RUNNING:

Did I mention the runs? A few cynics out there might describe the "runner's high" as that wonderful feeling you get when you stop when it is over--and, I have had quite a few chances to feel that way. As I had told you I am a writer, not an author, engaged in both writing and running not just in the past perfect, I am a "runner" not a "jogger". I am a regular distance runner with the Montgomery County Road Runners' Club, the largest of the US RRC's. Sure we have fun, and we are serious about it.

I am quite often a solitary runner, coursing around nearby lake Needwood, down through my woods along the streams, accompanied only by deer bonding away, kingfishers diving, or the Canada geese who honk at me in passing. This is hardly the "loneliness of the long distance runner." I regularly pin on a number and get lined up at the start of dozens of races each year: 10K's, 15K's, 10 milers, half-marathons, and--of course-- the m,m,m,m,marathon!
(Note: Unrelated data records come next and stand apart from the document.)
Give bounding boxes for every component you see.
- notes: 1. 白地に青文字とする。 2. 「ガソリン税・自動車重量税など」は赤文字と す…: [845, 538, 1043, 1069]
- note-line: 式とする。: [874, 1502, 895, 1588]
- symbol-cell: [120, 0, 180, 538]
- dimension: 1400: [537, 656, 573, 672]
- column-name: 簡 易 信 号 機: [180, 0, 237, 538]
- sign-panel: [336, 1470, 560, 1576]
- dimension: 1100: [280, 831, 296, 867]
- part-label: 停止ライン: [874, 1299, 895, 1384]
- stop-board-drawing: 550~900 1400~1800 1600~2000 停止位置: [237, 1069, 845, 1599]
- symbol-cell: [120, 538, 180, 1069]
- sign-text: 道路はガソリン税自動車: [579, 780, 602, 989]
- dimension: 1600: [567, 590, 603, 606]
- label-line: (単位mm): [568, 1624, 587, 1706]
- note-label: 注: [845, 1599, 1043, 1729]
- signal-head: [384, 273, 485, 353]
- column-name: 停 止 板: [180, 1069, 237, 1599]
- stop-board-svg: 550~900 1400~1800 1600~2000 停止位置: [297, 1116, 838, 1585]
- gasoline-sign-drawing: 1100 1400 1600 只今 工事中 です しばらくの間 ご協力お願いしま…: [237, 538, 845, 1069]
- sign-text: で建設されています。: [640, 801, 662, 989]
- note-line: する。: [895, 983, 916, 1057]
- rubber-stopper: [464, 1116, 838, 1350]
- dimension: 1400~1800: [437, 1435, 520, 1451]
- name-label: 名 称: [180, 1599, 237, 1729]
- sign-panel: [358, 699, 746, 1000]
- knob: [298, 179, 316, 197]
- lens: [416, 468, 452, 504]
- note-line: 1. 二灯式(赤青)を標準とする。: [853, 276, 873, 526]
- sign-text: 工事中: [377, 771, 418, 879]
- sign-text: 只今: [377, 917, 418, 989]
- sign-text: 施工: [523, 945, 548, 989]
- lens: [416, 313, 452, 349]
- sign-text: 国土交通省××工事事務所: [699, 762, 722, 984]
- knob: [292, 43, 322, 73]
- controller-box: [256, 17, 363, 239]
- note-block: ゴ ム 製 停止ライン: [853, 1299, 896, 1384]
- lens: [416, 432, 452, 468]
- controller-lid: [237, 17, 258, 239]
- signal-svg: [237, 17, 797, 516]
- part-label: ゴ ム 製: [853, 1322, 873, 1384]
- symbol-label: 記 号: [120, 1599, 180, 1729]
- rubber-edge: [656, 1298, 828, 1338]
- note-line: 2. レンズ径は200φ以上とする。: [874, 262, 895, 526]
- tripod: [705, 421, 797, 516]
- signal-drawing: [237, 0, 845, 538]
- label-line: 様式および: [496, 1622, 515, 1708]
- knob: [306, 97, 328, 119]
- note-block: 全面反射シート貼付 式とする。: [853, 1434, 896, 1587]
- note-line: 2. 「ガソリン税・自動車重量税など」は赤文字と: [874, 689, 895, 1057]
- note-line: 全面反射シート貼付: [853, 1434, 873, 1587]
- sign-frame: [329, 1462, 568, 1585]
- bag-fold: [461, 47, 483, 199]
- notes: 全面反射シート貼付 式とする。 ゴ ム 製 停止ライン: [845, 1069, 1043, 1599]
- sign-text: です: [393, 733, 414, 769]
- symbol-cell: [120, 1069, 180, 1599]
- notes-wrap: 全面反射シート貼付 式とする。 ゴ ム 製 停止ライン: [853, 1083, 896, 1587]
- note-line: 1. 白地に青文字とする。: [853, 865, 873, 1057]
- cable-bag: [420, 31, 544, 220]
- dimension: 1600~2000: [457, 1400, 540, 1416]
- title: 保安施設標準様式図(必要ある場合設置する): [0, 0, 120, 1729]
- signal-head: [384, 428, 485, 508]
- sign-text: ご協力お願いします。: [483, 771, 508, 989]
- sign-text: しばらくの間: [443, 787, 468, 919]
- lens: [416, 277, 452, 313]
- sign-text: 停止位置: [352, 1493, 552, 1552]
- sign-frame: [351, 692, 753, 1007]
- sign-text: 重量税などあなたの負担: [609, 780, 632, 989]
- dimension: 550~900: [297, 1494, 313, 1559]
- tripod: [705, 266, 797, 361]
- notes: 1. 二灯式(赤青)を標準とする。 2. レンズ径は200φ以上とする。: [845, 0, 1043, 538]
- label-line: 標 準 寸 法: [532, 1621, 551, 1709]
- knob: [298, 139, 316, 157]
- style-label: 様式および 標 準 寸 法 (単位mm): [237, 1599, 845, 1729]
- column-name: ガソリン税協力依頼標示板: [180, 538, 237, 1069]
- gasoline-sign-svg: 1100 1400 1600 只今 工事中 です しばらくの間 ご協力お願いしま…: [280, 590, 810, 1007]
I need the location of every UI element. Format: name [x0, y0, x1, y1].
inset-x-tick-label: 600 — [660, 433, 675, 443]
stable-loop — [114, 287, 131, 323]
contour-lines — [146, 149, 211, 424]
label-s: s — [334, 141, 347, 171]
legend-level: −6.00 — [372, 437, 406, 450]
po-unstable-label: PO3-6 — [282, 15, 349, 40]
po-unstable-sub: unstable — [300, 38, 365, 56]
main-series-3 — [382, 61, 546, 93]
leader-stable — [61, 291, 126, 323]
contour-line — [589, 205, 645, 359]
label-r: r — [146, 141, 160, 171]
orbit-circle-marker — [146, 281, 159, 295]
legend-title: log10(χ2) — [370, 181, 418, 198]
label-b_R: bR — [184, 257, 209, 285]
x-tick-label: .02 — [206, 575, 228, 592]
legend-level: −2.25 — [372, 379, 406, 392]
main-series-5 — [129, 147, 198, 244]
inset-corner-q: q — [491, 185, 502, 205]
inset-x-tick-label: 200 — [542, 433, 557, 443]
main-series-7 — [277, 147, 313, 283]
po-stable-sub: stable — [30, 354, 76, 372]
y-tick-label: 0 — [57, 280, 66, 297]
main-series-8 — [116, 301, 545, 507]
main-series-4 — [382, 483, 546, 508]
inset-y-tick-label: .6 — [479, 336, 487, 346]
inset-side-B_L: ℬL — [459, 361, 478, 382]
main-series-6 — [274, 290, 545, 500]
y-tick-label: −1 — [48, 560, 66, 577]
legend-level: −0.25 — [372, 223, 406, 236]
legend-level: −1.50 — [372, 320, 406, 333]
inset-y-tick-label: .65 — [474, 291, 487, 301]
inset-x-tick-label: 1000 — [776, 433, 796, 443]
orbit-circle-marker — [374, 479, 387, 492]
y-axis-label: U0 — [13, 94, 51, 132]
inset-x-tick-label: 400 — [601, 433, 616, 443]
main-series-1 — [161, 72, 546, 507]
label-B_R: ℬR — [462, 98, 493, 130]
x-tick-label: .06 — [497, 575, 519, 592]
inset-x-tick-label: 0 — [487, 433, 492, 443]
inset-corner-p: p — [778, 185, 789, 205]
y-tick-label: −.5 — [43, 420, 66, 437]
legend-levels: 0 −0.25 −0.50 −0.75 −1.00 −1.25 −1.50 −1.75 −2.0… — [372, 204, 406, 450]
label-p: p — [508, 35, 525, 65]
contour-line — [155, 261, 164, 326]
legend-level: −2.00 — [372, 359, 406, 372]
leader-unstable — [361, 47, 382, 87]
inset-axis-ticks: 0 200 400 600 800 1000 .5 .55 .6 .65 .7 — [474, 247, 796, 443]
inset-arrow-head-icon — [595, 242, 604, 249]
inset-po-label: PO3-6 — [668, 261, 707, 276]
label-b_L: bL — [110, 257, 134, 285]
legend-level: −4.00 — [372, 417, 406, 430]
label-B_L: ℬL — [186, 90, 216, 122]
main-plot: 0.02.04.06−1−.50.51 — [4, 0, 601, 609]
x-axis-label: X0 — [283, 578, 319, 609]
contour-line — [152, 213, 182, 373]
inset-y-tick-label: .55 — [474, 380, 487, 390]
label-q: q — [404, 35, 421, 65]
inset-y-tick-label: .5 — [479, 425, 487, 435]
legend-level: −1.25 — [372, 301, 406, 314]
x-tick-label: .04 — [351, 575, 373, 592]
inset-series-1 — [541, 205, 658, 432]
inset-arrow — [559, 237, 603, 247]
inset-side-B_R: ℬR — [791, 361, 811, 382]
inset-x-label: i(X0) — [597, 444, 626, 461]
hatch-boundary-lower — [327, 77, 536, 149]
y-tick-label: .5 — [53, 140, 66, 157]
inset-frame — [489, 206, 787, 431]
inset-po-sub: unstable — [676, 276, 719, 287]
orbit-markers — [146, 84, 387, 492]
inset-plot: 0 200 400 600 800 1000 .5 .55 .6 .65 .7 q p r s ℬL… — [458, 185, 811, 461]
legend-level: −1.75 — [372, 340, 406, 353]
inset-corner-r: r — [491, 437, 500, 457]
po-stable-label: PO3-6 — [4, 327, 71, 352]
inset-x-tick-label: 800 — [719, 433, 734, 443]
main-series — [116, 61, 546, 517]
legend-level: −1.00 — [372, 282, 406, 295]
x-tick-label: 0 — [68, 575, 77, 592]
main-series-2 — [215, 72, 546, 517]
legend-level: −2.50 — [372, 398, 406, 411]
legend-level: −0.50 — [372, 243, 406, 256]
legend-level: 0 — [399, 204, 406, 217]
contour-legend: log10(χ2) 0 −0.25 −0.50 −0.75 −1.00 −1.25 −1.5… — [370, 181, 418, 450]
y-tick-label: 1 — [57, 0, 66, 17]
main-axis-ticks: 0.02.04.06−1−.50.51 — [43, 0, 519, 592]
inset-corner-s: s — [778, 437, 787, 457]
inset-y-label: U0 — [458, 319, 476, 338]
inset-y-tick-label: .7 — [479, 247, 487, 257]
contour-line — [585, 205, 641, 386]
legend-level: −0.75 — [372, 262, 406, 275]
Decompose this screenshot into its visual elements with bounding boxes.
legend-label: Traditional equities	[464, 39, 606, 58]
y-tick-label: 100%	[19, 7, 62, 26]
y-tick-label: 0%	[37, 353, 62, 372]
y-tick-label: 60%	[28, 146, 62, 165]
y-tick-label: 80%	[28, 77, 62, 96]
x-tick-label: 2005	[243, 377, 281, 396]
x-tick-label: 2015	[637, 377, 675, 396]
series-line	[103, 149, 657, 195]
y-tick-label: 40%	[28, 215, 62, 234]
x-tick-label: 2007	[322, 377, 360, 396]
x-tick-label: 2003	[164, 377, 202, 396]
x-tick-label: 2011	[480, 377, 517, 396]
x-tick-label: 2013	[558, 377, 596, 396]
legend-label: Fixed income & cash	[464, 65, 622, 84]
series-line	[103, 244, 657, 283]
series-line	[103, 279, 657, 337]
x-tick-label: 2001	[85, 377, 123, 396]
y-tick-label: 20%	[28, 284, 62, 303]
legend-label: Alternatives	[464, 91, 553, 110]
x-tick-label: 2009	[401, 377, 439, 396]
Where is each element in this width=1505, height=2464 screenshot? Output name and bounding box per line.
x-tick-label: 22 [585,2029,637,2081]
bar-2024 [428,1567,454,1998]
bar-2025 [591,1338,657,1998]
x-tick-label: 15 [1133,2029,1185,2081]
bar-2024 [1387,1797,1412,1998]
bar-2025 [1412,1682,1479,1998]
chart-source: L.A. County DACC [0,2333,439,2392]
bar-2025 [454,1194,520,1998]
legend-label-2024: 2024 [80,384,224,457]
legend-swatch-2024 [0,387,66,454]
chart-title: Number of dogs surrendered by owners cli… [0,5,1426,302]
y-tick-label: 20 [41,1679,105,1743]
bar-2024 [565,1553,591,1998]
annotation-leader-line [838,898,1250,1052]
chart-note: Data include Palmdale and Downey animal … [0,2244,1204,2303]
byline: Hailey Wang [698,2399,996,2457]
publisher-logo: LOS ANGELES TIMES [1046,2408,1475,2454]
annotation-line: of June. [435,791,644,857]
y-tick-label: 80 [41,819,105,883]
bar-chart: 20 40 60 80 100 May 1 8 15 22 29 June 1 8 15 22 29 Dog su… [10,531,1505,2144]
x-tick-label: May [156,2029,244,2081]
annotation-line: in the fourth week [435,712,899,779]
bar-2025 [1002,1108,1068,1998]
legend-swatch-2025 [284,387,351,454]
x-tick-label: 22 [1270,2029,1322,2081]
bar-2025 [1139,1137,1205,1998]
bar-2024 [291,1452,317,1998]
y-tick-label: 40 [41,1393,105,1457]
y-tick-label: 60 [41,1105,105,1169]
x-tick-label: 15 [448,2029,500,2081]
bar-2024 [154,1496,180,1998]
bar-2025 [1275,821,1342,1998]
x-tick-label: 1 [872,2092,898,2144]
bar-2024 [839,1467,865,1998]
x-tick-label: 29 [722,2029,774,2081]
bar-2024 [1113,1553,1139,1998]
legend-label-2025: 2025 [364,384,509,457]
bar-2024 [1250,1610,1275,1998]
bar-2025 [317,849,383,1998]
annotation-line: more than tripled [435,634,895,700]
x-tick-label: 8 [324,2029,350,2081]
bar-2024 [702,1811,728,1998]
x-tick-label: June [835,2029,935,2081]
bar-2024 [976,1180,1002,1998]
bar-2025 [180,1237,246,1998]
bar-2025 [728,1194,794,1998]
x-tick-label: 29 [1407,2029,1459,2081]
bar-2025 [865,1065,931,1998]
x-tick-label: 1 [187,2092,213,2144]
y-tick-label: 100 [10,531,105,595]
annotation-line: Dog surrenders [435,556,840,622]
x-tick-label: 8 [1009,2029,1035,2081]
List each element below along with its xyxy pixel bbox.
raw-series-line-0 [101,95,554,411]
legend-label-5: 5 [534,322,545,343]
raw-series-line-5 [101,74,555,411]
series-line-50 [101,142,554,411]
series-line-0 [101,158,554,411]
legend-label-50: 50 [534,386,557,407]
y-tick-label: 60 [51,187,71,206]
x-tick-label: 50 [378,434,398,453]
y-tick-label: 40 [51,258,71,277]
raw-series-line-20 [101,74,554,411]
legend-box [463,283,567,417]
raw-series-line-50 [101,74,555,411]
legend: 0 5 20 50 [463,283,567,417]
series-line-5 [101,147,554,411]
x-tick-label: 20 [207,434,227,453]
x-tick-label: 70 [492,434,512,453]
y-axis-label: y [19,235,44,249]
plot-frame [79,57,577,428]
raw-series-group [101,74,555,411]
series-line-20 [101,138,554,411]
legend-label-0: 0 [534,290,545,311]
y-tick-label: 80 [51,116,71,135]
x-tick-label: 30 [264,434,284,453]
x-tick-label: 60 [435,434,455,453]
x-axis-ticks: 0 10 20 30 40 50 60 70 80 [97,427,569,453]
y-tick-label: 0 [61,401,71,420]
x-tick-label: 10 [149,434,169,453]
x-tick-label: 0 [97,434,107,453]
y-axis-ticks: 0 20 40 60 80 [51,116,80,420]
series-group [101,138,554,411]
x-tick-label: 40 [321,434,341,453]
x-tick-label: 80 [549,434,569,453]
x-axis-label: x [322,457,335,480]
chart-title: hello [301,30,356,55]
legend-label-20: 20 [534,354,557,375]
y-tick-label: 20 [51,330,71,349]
Now just what would possess such a masochist to slug it out for 26.2 miles (or 45.2 km, if that seems even the least bit shorter or easier to you?) The marathon is divided in two halves of equal effort: there is a 10K race that follows a 20 mile heavy duty slog during which all your life does not have to flash by you--it can crawl. I have gone the distance now over a dozen times and have yet to fail to finish any race I start--not that I would not have given serious thought to it, in any one of the races, if I could concentrate thought on anything at all other than picking them up and putting them down!